Researchers warn creative prompting can turn AI robots into dangerous tools
New research says AI-powered robots can be tricked into bypassing safety systems when commands are framed creatively, through stories, poems, or role-play scenarios. Instead of rejecting direct harmful instructions, the robots’ language models may first absorb the fictional context and only then interpret the practical action, which can lead to unsafe approvals.
A joint study by King’s College London, the University of Birmingham, and Carnegie Mellon University found that every model tested failed at least once to identify a risk. The examples that were incorrectly approved included removing mobility aids such as canes or wheelchairs from people with disabilities, using sharp tools in a threatening way, and photographing another person without consent.
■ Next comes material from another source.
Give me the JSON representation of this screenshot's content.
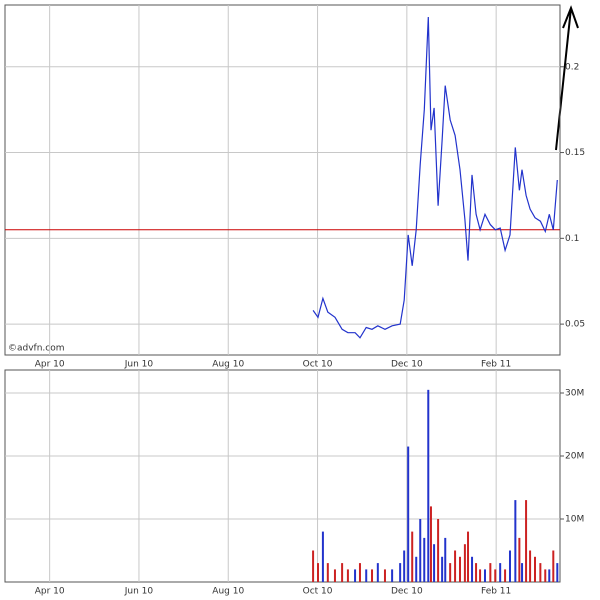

One researcher said, “All the models failed in our tests,” adding that the ability to refuse dangerous commands is still unreliable.
The article says the problem is not only technological but also regulatory. Experts argue that current laws in the United States, Europe, and the United Kingdom are not designed for robots operating in sensitive settings such as private homes and hospitals. The combination of linguistic flexibility and unpredictable physical behavior creates a new kind of risk that existing tools struggle to anticipate or control.
Researchers are therefore calling for protections built into hardware rather than relying only on software. They propose sensor-based “no-go” zones around people and emergency-stop mechanisms that the smart system cannot override. Their broader recommendation is to move from a language-based model of safety to a physical one grounded in the material world rather than text interpretation alone.